Another strategy that shows merit is a prepaid card with a secured collateral account attached to it, according to Schneider. Money loaded on the card can be transferred to the secured account to increase the amount of credit available to the cardholder. "A secured card, by definition, offers the ability to build your credit history," she said. "One of the advantages of prepaid over credit is the ability to not spend more than you have."
In the CFSI research paper, The Future of Financial Services: Recommendations for Asset Building, Schneider wrote that a core need for the unbanked and underbanked is to develop credit histories as part of an overall financial asset building strategy.
"There's a lot of work in the U.S. around building credit histories, where the goal is for the transaction data on a prepaid card itself [to] be used to build a credit history," she said. "And I think that shows that that idea has promise, but it's still very early stage."
Alternative credit scoring bureaus have been in existence for approximately 10 years, according to Schneider.
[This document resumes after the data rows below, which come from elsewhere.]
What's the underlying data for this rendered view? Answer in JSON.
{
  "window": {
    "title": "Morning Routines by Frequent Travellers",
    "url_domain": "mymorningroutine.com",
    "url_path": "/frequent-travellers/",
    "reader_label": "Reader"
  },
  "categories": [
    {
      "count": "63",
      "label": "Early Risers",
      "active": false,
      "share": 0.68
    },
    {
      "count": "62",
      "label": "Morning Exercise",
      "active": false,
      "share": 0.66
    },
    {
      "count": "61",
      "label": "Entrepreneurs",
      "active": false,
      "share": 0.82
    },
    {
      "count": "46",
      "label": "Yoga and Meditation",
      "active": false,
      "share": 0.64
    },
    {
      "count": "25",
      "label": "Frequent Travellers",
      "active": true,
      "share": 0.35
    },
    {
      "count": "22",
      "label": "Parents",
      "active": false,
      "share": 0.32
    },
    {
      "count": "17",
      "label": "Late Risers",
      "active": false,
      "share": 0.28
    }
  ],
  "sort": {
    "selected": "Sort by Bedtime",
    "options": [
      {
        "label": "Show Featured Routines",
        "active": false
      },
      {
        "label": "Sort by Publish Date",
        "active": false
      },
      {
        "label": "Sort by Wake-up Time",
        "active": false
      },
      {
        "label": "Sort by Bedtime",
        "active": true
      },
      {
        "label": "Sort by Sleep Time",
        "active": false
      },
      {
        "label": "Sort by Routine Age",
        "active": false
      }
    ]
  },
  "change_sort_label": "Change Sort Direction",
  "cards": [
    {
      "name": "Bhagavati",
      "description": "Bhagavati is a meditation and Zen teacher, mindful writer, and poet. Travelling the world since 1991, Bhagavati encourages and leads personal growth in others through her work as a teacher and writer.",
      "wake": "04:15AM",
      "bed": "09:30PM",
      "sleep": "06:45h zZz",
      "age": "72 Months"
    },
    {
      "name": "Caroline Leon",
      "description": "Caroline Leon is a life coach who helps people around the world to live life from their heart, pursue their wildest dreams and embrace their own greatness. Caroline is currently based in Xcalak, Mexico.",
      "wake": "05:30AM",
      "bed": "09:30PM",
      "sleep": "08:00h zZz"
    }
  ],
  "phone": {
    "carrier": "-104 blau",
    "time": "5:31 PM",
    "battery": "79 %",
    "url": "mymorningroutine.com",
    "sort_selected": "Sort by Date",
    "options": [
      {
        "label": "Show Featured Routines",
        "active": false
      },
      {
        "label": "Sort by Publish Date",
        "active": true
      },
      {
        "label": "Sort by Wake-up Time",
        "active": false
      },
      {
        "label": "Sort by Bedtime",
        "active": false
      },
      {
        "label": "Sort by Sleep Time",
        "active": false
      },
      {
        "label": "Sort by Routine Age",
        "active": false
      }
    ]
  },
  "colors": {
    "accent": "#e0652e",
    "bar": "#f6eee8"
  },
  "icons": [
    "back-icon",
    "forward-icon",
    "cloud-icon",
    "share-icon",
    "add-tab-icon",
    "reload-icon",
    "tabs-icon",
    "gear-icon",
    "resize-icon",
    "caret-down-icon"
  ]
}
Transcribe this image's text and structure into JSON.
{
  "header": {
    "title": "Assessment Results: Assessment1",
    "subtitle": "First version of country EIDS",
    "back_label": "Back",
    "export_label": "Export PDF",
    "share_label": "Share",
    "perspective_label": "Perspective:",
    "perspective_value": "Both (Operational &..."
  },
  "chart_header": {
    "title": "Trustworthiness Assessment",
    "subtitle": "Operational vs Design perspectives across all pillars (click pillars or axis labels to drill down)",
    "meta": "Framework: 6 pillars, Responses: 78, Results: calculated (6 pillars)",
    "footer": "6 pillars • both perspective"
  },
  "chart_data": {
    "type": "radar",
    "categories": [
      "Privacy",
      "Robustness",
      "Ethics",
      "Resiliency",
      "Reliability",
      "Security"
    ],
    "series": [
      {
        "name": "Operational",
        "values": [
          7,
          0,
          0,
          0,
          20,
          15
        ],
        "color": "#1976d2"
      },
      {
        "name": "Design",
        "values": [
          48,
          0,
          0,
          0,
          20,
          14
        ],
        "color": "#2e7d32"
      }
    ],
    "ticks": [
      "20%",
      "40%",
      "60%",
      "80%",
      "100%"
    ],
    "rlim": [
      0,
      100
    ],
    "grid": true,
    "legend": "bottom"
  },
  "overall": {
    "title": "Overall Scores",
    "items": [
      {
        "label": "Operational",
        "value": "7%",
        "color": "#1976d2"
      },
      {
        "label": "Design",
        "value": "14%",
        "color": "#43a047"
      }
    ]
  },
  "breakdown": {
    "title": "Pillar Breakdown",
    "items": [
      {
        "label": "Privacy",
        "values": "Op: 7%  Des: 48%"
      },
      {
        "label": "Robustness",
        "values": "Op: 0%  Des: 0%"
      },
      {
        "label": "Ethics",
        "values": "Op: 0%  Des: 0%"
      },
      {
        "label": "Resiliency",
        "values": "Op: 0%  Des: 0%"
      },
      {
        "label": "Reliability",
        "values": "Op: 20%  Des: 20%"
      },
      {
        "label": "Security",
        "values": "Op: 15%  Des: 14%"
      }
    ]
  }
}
Companies like PRBC Inc. and LexisNexis Risk Solutions score consumers' creditworthiness based on alternative data.
"They look at things like how long have you lived in the same place, how long you've had the same job," Schneider said. "They're looking at stability and other variables that point toward whether or not you are able to repay [loans]."
For example, traditional credit reporting agency Experian Information Solutions Inc. entered the alternative scoring space through its June 2010 acquisition of RentBureau LLC, a company that gathers rental repayment data. "Renters who pay their rent promptly every month on time, and they are never delinquent, can develop a credit history," Schneider said.
The most conspicuous example of a hybrid card in the United States was the iAdvance loan program offered to consumers via Netspend Holdings Inc. prepaid cards. In October 2010, federal regulators ordered MetaBank, the program's issuing bank, to discontinue iAdvance. The regulators said MetaBank engaged in "unfair or deceptive acts or practices in connection with its operation of the iAdvance program," according to a NetSpend filing with the Securities and Exchange Commission.
In the only public comment concerning iAdvance, a MetaBank executive told conventioneers at the 2011 Prepaid Expo USA that the problem with iAdvance involved pricing.
Schneider said the annual percentage rate (APR) on short-term loans offered on the iAdvance program was high, but not as high as the APR on payday loans. "It was more like 120 percent APR versus 300 to 400, so it was a major improvement over traditional payday lenders," she said. "However, if you were rolling over the iAdvance, you would have encountered a larger APR than 120."
Despite the iAdvance issue, it seems hybrid cards have the potential to help the financially underserved re-enter the credit market by offering them small-dollar loans, which can in turn help them build positive credit ratings that may lead toward the achievement of larger financial goals.